There are still open questions and more to be done. Starting the discussion now and building iteratively gives us a place to adapt alongside evolving paradigms in AI agent development.

FAQs

Shouldn't API providers provide their own agent servers or "/agent" endpoints?

We can begin building agents.json files immediately before official adoption by providers. No extra infrastructure changes, servers, or new endpoints. By putting responsibility of execution on the client - the paradigm abides by the same security and orchestration protocol of existing API based applications today. API providers can still choose to maintain official agents.json files.

Why route to an SDK instead of making HTTP requests directly?

Although OpenAPI specs offer great descriptions of how to use APIs, code-gen with tools like OpenAPI generator and Swagger code-gen isn't perfect. Many APIs have edge cases that are accounted for in client SDKs and not in raw HTTP requests. For example, Gmail's RFC2822 format or Twilio's custom TwiML format are better parsed by code rather than generated as input by an LLM. We include copies of OpenAPI specs beside agents.json files in the repo for use.

How is this different than the Model Context Protocol?
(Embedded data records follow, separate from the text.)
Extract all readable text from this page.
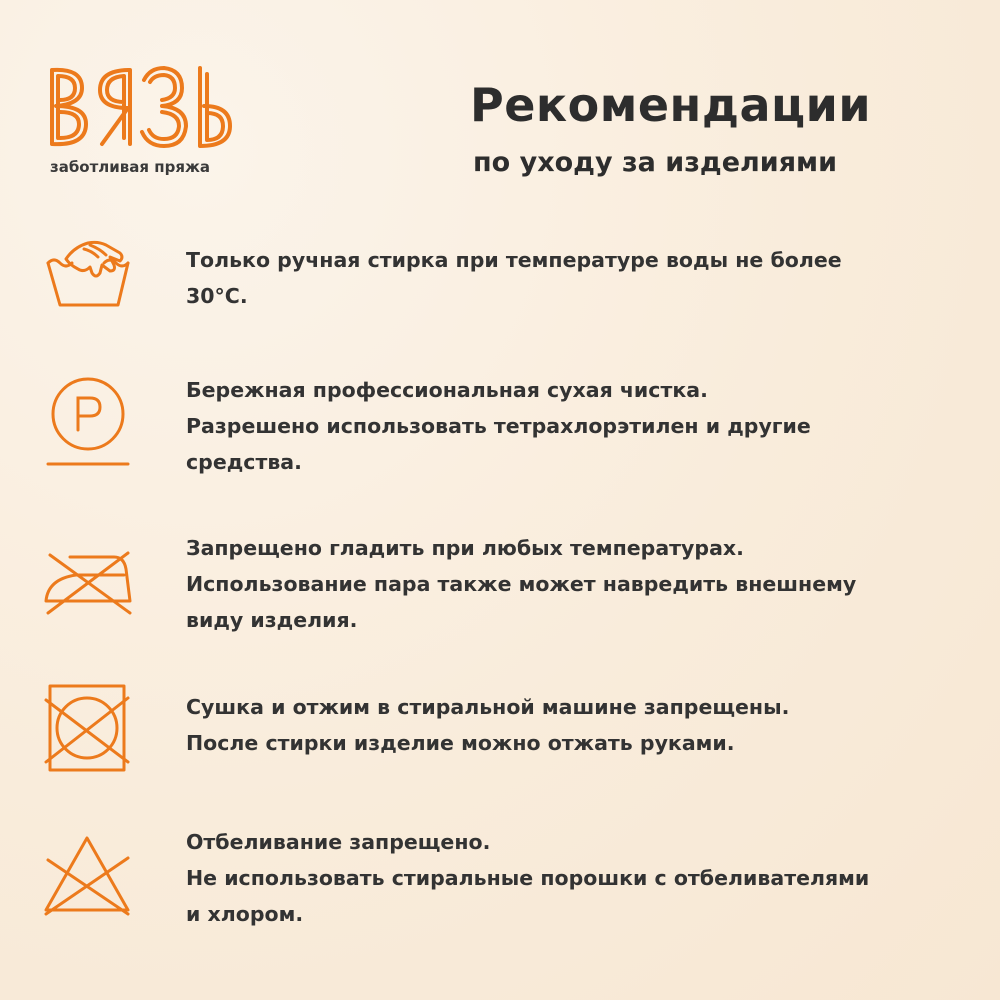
заботливая пряжа
Рекомендации
по уходу за изделиями
Только ручная стирка при температуре воды не более
30°С.
Бережная профессиональная сухая чистка.
Разрешено использовать тетрахлорэтилен и другие
средства.
Запрещено гладить при любых температурах.
Использование пара также может навредить внешнему
виду изделия.
Сушка и отжим в стиральной машине запрещены.
После стирки изделие можно отжать руками.
Отбеливание запрещено.
Не использовать стиральные порошки с отбеливателями
и хлором.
While MCP is designed to be stateful—relying on persistent connections between clients and servers for exchanging context and requests—Agents.json is stateless. Here, the agent independently manages all context. You can leverage your existing agent architecture and RAG systems to handle state effectively. Agents.json lets you build with existing pub/sub architectures, server-less environments, and infrastructure APIs already support today. And definitions are strongly typed by OpenAPI specs.

What about llms.txt?

llms.txt is a great standard for making website content more readable to LLMs, but it doesn't address the challenges of taking structured actions. While llms.txt helps LLMs retrieve and interpret information, agents.json enables them to execute multi-step workflows reliably.

Why use OpenAPI?

OpenAPI is a thoughtful standard that has evolved with the changes of HTTP APIs. It is the gold standard for describing how API endpoints work and can be executed. Most API providers have OpenAPI specs or have APIs that can be described fully by OpenAPI. These specs aren't quite sufficient for the age of agents, but do provide great groundwork for API↔agent communication.

Feature Roadmap

  • OAuth
  • Memory & context management in links
  • Transforming fields at runtime
  • Rate-limits
  • Parallel Tasking
  • Conditionals
  • Loops
  • Failure Handling
  • Streaming
  • Pagination
  • agents.json Interactive Builder
  • agents.json Validator

Licenses

The agents.json specification is open source, licensed under the Apache 2.0 License. The Wildcard Bridge is source-available, licensed under the Affero GPL v3.

Contributions

The agents.json specification needs community input. This GitHub repository will host informal reviews, allowing for version control and public discussion. To discuss, join the Discord community. This is an evolving project and can't be done without your feedback.

Team

This project is started by Wildcard AI. We're a team of 2 founders, Kaushik and Yagnya, wanting to make agents act predictably and safely.